As for comparisons of the two, they'll both be seen as hard-line crusaders (sorry, but the word is appropriate) in foreign policy. Whether one will be judged more or less conservative in domestic policy is harder to say. I do think that opinion will drift more in the Bush II-was-more-conservative direction as...time goes by. Piano music, please.
Posted by: Casey Abell at June 28, 2004 1:34 PMPresident Bush may indeed be more conservative than his father or Reagan, but he continually refuses to stand up and fight the culture war.
Posted by: Vince at June 28, 2004 6:14 PMVince:
When did Ronald Reagan ever do anything as sweeping as the FBI, the stem cell restrictions or Partial Birth Abortion ban?
Posted by: oj at June 28, 2004 6:17 PMI am not arguing that President Bush may be more conservative on policy; but when it comes to making public statements opposing the secularization of America, he just comes across as being apathetic. I don't think he is apathetic; I just wish he would better articulate to the nation how the secularists are working to destroy our country's Judeo-Christian philosophy.
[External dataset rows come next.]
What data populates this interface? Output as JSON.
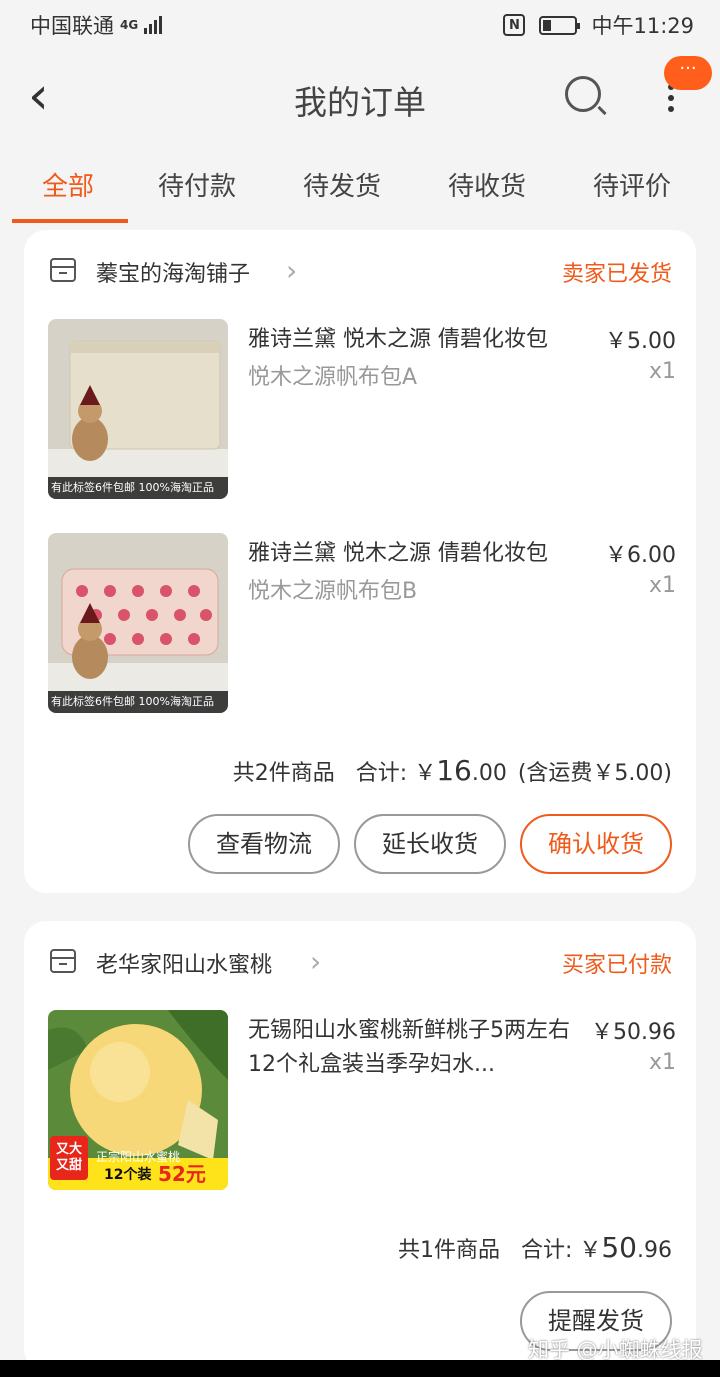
{
  "status_bar": {
    "carrier": "中国联通",
    "network": "4G",
    "nfc": "N",
    "time": "中午11:29"
  },
  "header": {
    "title": "我的订单",
    "badge": "···"
  },
  "tabs": [
    {
      "label": "全部",
      "active": true
    },
    {
      "label": "待付款"
    },
    {
      "label": "待发货"
    },
    {
      "label": "待收货"
    },
    {
      "label": "待评价"
    }
  ],
  "orders": [
    {
      "shop": "蓁宝的海淘铺子",
      "status": "卖家已发货",
      "items": [
        {
          "name": "雅诗兰黛 悦木之源 倩碧化妆包",
          "variant": "悦木之源帆布包A",
          "price": "￥5.00",
          "qty": "x1",
          "thumb_caption": "有此标签6件包邮 100%海淘正品"
        },
        {
          "name": "雅诗兰黛 悦木之源 倩碧化妆包",
          "variant": "悦木之源帆布包B",
          "price": "￥6.00",
          "qty": "x1",
          "thumb_caption": "有此标签6件包邮 100%海淘正品"
        }
      ],
      "summary": {
        "count": "共2件商品",
        "total_label": "合计: ￥",
        "total_int": "16",
        "total_dec": ".00",
        "shipping": "(含运费￥5.00)"
      },
      "buttons": [
        "查看物流",
        "延长收货",
        "确认收货"
      ]
    },
    {
      "shop": "老华家阳山水蜜桃",
      "status": "买家已付款",
      "items": [
        {
          "name": "无锡阳山水蜜桃新鲜桃子5两左右12个礼盒装当季孕妇水...",
          "price": "￥50.96",
          "qty": "x1",
          "thumb_tag": "又大又甜",
          "thumb_caption": "正宗阳山水蜜桃",
          "thumb_promo": "12个装",
          "thumb_price": "52元"
        }
      ],
      "summary": {
        "count": "共1件商品",
        "total_label": "合计: ￥",
        "total_int": "50",
        "total_dec": ".96"
      },
      "buttons": [
        "提醒发货"
      ]
    }
  ],
  "watermark": "知乎 @小蜘蛛线报",
  "colors": {
    "accent": "#f05a1a",
    "background": "#f4f4f4",
    "card": "#ffffff"
  }
}
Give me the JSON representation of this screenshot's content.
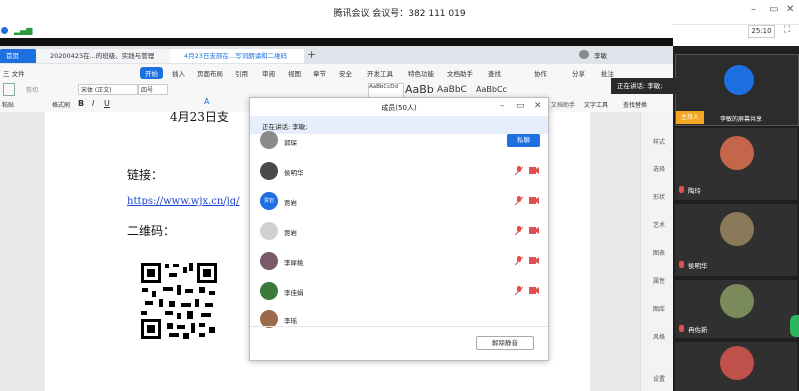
{
  "window": {
    "title": "腾讯会议 会议号：382 111 019",
    "timer": "25:10"
  },
  "wps_tabs": [
    {
      "label": "首页"
    },
    {
      "label": "20200423在...的班级、实践与管理"
    },
    {
      "label": "4月23日支部在...写词朗诵和二维码"
    }
  ],
  "wps_user": "李敏",
  "menu": {
    "file": "三 文件",
    "start": "开始",
    "items": [
      "插入",
      "页面布局",
      "引用",
      "审阅",
      "视图",
      "章节",
      "安全",
      "开发工具",
      "特色功能",
      "文档助手",
      "查找"
    ],
    "collab": "协作",
    "share": "分享",
    "annotate": "批注"
  },
  "toolbar": {
    "paste": "粘贴",
    "cut": "剪切",
    "format_painter": "格式刷",
    "font": "宋体 (正文)",
    "size": "四号",
    "styles": [
      "AaBbCcDd",
      "AaBb",
      "AaBbC",
      "AaBbCc"
    ],
    "text_tools": "文字工具",
    "find_replace": "查找替换",
    "doc_assist": "文档助手",
    "select": "选择"
  },
  "document": {
    "heading_fragment": "4月23日支",
    "link_label": "链接：",
    "link_text": "https://www.wjx.cn/jq/",
    "qr_label": "二维码："
  },
  "side_panel": [
    "样式",
    "选择",
    "形状",
    "艺术",
    "图表",
    "属性",
    "图库",
    "风格",
    "设置"
  ],
  "members_dialog": {
    "title": "成员(50人)",
    "speaking": "正在讲话: 李敏;",
    "private_chat": "私聊",
    "unmute_all": "解除静音",
    "members": [
      {
        "name": "郭琛",
        "avatar_color": "#8a8a8a"
      },
      {
        "name": "侯明华",
        "avatar_color": "#4a4a4a"
      },
      {
        "name": "贾岩",
        "avatar_color": "#1e6fe0",
        "avatar_text": "贾岩"
      },
      {
        "name": "贾岩",
        "avatar_color": "#d0d0d0"
      },
      {
        "name": "李犀桃",
        "avatar_color": "#7a5a6a"
      },
      {
        "name": "李佳娟",
        "avatar_color": "#3a7a3a"
      },
      {
        "name": "李瑶",
        "avatar_color": "#9a6a4a"
      }
    ]
  },
  "video_panel": {
    "speaking_tooltip": "正在讲话: 李敏;",
    "host_badge": "主持人",
    "host_share": "李敏的屏幕共享",
    "participants": [
      {
        "name": "陶玲"
      },
      {
        "name": "侯明华"
      },
      {
        "name": "冉佐新"
      }
    ]
  },
  "colors": {
    "accent_blue": "#1e6fe0",
    "host_orange": "#f5a623",
    "muted_red": "#e05050"
  }
}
Posted by: Vince at June 28, 2004 9:57 PMVince, how are secularists destroying your philosophy? You are a majority, you know?
Posted by: Robert Duquette at June 28, 2004 10:02 PMThe secularists are in the courts, and as we saw in Massachusetts with same-sex marriage, it only takes four judges to impose its will on the overwhelming majority of the state's residents; and if the Defense of Marriage Act is found unconstitutional by just five judges, those same four Massachusetts judges would have imposed their will on the entire nation. Furthermore, the secularists are also in the schools and the entertainment media. The young people are constantly being taught that Judeo-Christian values are a vice.
Posted by: Vince at June 28, 2004 10:27 PMVince:
Reagan talked better--Bush has achieved what Reagan only dreamed of.